Health and Lifestyle

Ghana losing babies to birth asphyxia

Accra, July 27, GNA- Forty-eight per cent of all under five mortality in the country are new-born deaths.

Accra, July 27, GNA- Forty-eight per cent of all under five mortality in the country are new-born deaths.

   Out of the number 30 per cent of these deaths are associated with birth asphyxia, the Ghana Health Service (GHS) has said.

   Birth asphyxia is a health condition that is caused as a result of the failure of a new-born to initiate and sustain a normal breathing at birth and it is also the major cause of convulsion in new-borns.

   The number of such cases are frightening and a major concern to stakeholders, especially, mothers and care givers, hence the need for focus and interventions during this critical period to ensure the improvement on the quality of care delivery systems in the country.

    This was made known at the 5th annual stakeholders conference held in Accra to take stock of the implementation of the national new-born strategy and action plan for 2014-2018 and chart the way forward.

     The theme for the three-day conference was: “Save me from asphyxia: help me breathe, help me live!”

    The conference is aimed at improving intra-partum monitoring for better neonatal outcomes.

     Addressing the participants, Dr Gloria Quansah Asare, Deputy Director General of GHS, said the conference would provide a platform to discuss issues affecting the health of new-borns and come out with key recommendations that would guide the national agenda for improving survival and development of all babies below one month of age.

     For this reason the aim of the meeting was to raise awareness among stakeholders on the need to prevent and manage adverse effects that happens during child birth including birth asphyxia, she said.

     She said the number of mortality cases recorded over the years, calls for strategic plan to be coined to reduce new-born deaths if not to end it.

      Dr Christabel Enweronu-Laryea, the Head Paediatrician at the Department of Child Health, Korle-Bu Teaching Hospital, in her overview said asphyxia could be caused due to problems within the uterus, placenta, umbilical cord and foetus as well as nature.
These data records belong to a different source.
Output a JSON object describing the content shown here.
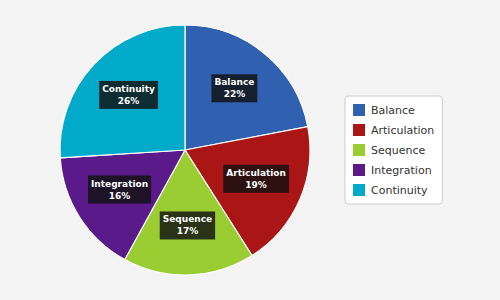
{
  "chart_data": {
    "type": "pie",
    "categories": [
      "Balance",
      "Articulation",
      "Sequence",
      "Integration",
      "Continuity"
    ],
    "values": [
      22,
      19,
      17,
      16,
      26
    ],
    "value_labels": [
      "22%",
      "19%",
      "17%",
      "16%",
      "26%"
    ],
    "colors": [
      "#3060b0",
      "#aa1515",
      "#9acd32",
      "#5a1a8a",
      "#00aac8"
    ],
    "data_labels": true,
    "legend": "right"
  }
}
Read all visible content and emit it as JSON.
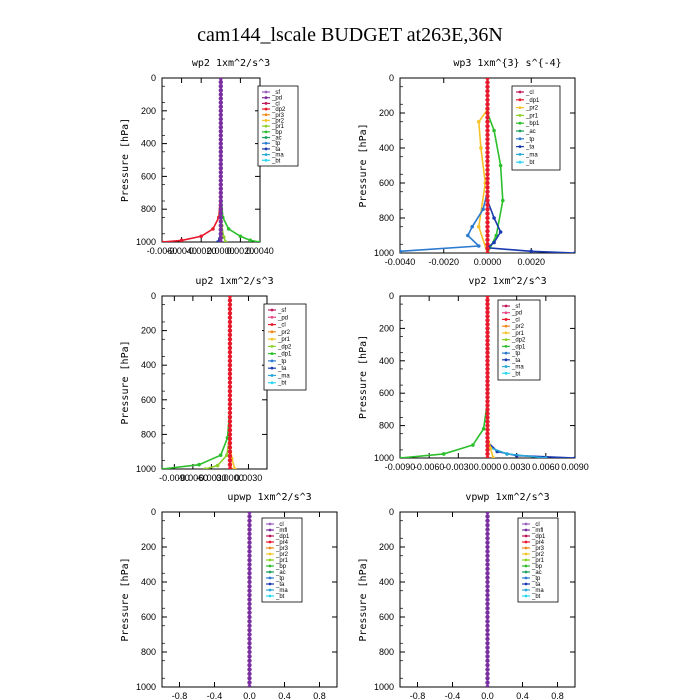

       She said the situation though worrisome could be averted if pregnant women are monitored properly and given the needed medical attention upon delivery.

      Mothers therefore need a lot of preparedness says Dr Enweronu-Laryea, since this could happen around the time before, during and soon after birth and at everywhere and level.

      “We need effective monitoring of labour process in such cases to avoid any complications.”

      She advised that birth asphyxia be viewed as an opportunity to improve the overall healthcare delivery systems in the country to prevent these occurrences.

       Dr Enweronu-Laryea said a total of 10,166 babies died in 2015 due to birth asphyxia and as a result there was “the need for an interplay between policy, politics and health system to save the situation.

      Dr Isabella Sagoe-Moses, the Deputy Director in charge of Reproductive and Child Health at GHS said the National New-born Sub-committee launched two years ago had identified 14 health strategies to help address neonatal deaths.

       She said the implementation of the strategies has since helped in the slight reduction of the number of deaths, saying “there is the need to bring on board all stakeholder partners and institution to improve data quality”.

       Nana Oye Lithur, Minister of Gender, Children and Social Protection, expressed government’s commitment in working to ensure that labour and delivery are monitored efficiently to reduce infant mortality.

       Mr Alex Segbefia, Minister of Health, in a speech read on his behalf said investing in new-borns means investing in the foundations of the future of this nation, the foundations for sustainable national growth, development and progress.

       He said failure to prevent birth asphyxia therefore, had the tendency to result in some babies who would survive the condition but left with permanent brain injuries of various severities.

       “As policy makers, health workers, families, religious leaders, traditional leaders and communities we all have the moral and ethical responsibility to contribute and support in preventing the occurrences of this burdensome condition of birth asphyxia in our new-borns,” the Minister said.

     The partners for the initiative included UNICEF, USAID, World Health Organisation, Colombia, Israel, Path, Ubora, midwives, doctors, and nurses among others.